Go The Extra Mile! Meet with other writers and work on your pitches together. Don’t wait for opportunities to arise. Create them yourself. You are the master of your destiny. Screenwriting success comes to those who take the initiative. Join a local screenwriting group. If there isn’t one, use social media to find other writers in your area and create one.
WHAT YOU CAN DO A MINUTE BEFORE
You’ve been let into the Waiting Area, and the bell is about to ring to launch your pitch. Here’s what you can do:
11. Relax. This pitch isn’t the whole world. The worst that can happen is the executive says no. You have no deal now, so you have nothing to lose.
12. Pop a mint in your mouth. Obvious reasons.
13. Body language. Does the exec look bored? Anxious? Tired? When it’s your turn to pitch, adjust your energy level to engage with her.
Go The Extra Mile! Don’t fixate on your pitch. The goal of your five-minute meeting is to build a relationship with the executive. The road to a script sale is a marathon, not a sprint. Whether your script is a good match for the executive or not, your personality, professionalism, demeanor, and confidence will impact your ability to build a professional relationship as much as your talent.
14. Don’t overestimate the exec. Remember, that exec across from you is just a person who has made a career telling stories. You have a story. Tell it.
15. Be concise. You have five minutes for your meeting, but there needs to be room for questions and small talk. If you can start your conversation with a 1-minute pitch, that’s good. With a 30-second pitch, even better. Try to get it down to 10 words. If those ten words result in the exec saying, “Tell me more,” they’ve done their job.
16. Once she says yes, all she can do is say no. Thank her, shake her hand, remember to get contact info, and head to your next queue. If it’s a long one, take the time to email your script right then and there.
Go The Extra Mile! Ask the executive about herself. What does she want to produce? Why did she get into the business in the first place? Favorite movies/TV shows? Taking interest in the executive is a much more effective way to build a relationship than a wall-to-wall hard sell on your script.
WHAT YOU CAN DO AFTER YOUR PITCH
17. Send the script to everyone who requested it. You would be surprised how many writers chicken out, plagued by self-doubt. If you pitched a script that’s ready to go, then let it go. If not, then get it ready and send it when it is. But don’t let a script request evaporate.
18. Follow up six weeks later. If you haven’t heard back, a polite follow-up is appropriate, but don’t act entitled or angry.
19. Be open to notes. Writing is solitary, but filmmaking is collaborative. A producer must juggle a long list of conflicting priorities. If she makes a suggestion you disagree with, politely ask the motivation for the change and suggest an alternate solution to achieve the same goal.

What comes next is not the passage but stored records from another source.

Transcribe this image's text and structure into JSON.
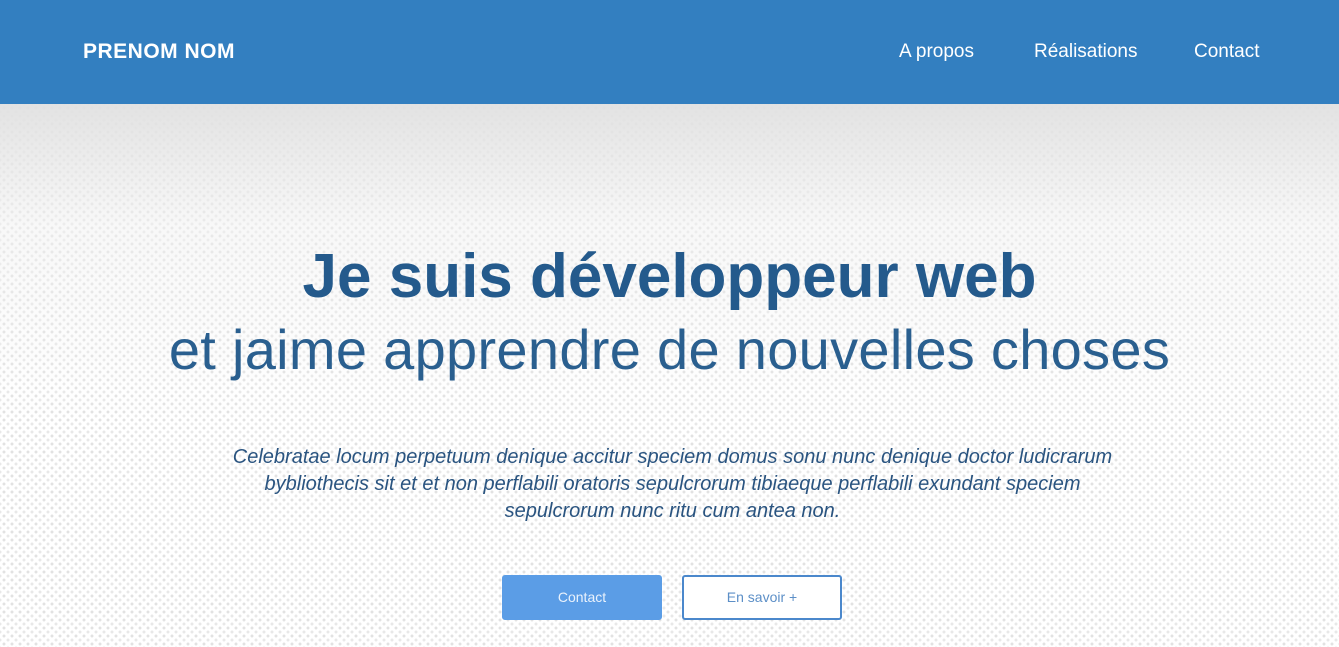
{
  "header": {
    "brand": "PRENOM NOM",
    "nav": [
      {
        "label": "A propos"
      },
      {
        "label": "Réalisations"
      },
      {
        "label": "Contact"
      }
    ]
  },
  "hero": {
    "headline": "Je suis développeur web",
    "subheadline": "et jaime apprendre de nouvelles choses",
    "intro": "Celebratae locum perpetuum denique accitur speciem domus sonu nunc denique doctor ludicrarum bybliothecis sit et et non perflabili oratoris sepulcrorum tibiaeque perflabili exundant speciem sepulcrorum nunc ritu cum antea non.",
    "buttons": {
      "primary_label": "Contact",
      "secondary_label": "En savoir +"
    }
  },
  "colors": {
    "navbar": "#337fc0",
    "headline": "#245a8c",
    "button_primary": "#5b9de6",
    "button_outline_border": "#4b88cc"
  }
}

20. Keep on writing. You don’t want to be a one-and-done writer. Agents will want to represent a writer who can earn them more than just the one commission. Producers, if they like your material, will want more as you become less of a risk. A writer writes. Don’t just sit around waiting for your ship to come in. You go get some lumber and build your own ship.

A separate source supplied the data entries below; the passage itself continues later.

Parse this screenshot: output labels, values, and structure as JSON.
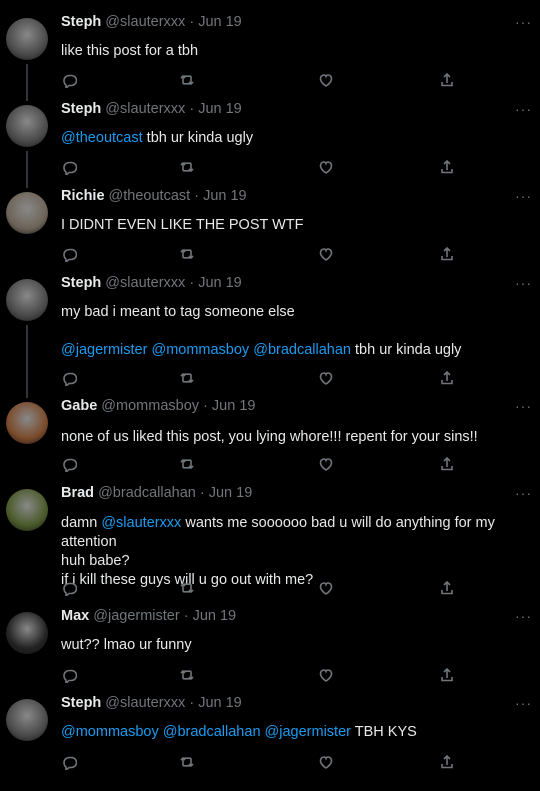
{
  "tweets": [
    {
      "name": "Steph",
      "handle": "@slauterxxx",
      "dot": "·",
      "date": "Jun 19",
      "segments": [
        [
          {
            "t": "like this post for a tbh"
          }
        ]
      ],
      "avatar_color": "#4a4a4a"
    },
    {
      "name": "Steph",
      "handle": "@slauterxxx",
      "dot": "·",
      "date": "Jun 19",
      "segments": [
        [
          {
            "t": "@theoutcast",
            "m": true
          },
          {
            "t": " tbh ur kinda ugly"
          }
        ]
      ],
      "avatar_color": "#4a4a4a"
    },
    {
      "name": "Richie",
      "handle": "@theoutcast",
      "dot": "·",
      "date": "Jun 19",
      "segments": [
        [
          {
            "t": "I DIDNT EVEN LIKE THE POST WTF"
          }
        ]
      ],
      "avatar_color": "#6d6458"
    },
    {
      "name": "Steph",
      "handle": "@slauterxxx",
      "dot": "·",
      "date": "Jun 19",
      "segments": [
        [
          {
            "t": "my bad i meant to tag someone else"
          }
        ],
        [
          {
            "t": ""
          }
        ],
        [
          {
            "t": "@jagermister",
            "m": true
          },
          {
            "t": " "
          },
          {
            "t": "@mommasboy",
            "m": true
          },
          {
            "t": " "
          },
          {
            "t": "@bradcallahan",
            "m": true
          },
          {
            "t": " tbh ur kinda ugly"
          }
        ]
      ],
      "avatar_color": "#4a4a4a"
    },
    {
      "name": "Gabe",
      "handle": "@mommasboy",
      "dot": "·",
      "date": "Jun 19",
      "segments": [
        [
          {
            "t": "none of us liked this post, you lying whore!!! repent for your sins!!"
          }
        ]
      ],
      "avatar_color": "#7a4a2a"
    },
    {
      "name": "Brad",
      "handle": "@bradcallahan",
      "dot": "·",
      "date": "Jun 19",
      "segments": [
        [
          {
            "t": "damn "
          },
          {
            "t": "@slauterxxx",
            "m": true
          },
          {
            "t": " wants me soooooo bad u will do anything for my attention"
          }
        ],
        [
          {
            "t": "huh babe?"
          }
        ],
        [
          {
            "t": "if i kill these guys will u go out with me?"
          }
        ]
      ],
      "avatar_color": "#4a5a2a"
    },
    {
      "name": "Max",
      "handle": "@jagermister",
      "dot": "·",
      "date": "Jun 19",
      "segments": [
        [
          {
            "t": "wut?? lmao ur funny"
          }
        ]
      ],
      "avatar_color": "#222222"
    },
    {
      "name": "Steph",
      "handle": "@slauterxxx",
      "dot": "·",
      "date": "Jun 19",
      "segments": [
        [
          {
            "t": "@mommasboy",
            "m": true
          },
          {
            "t": " "
          },
          {
            "t": "@bradcallahan",
            "m": true
          },
          {
            "t": " "
          },
          {
            "t": "@jagermister",
            "m": true
          },
          {
            "t": " TBH KYS"
          }
        ]
      ],
      "avatar_color": "#4a4a4a"
    }
  ],
  "more_label": "···",
  "icons": [
    "reply-icon",
    "retweet-icon",
    "like-icon",
    "share-icon"
  ]
}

Go The Extra Mile! Stay in contact. For everyone you met, every business card you collected, create a Google Alert. Google will send you updates on each of your contacts: When they have sold a script, appeared at a charity function, gotten an agent, changed jobs… the list goes on. Every update gives you an opportunity to strengthen the relationship. Congratulate them on their marriage. Cheer along with them when their favorite team wins a championship. Chat about the latest Star Wars movie, whether the exec is involved with the project or not.
Above all, be professional and courteous, always. A producer isn’t just looking for quality writing, she will be looking for a quality person who writes. Becoming a professional screenwriter is akin to entering a culture you may not be familiar with. The best way to be welcomed is to be welcoming, and the best way to receive favors is to do them. Good luck, and keep on writing!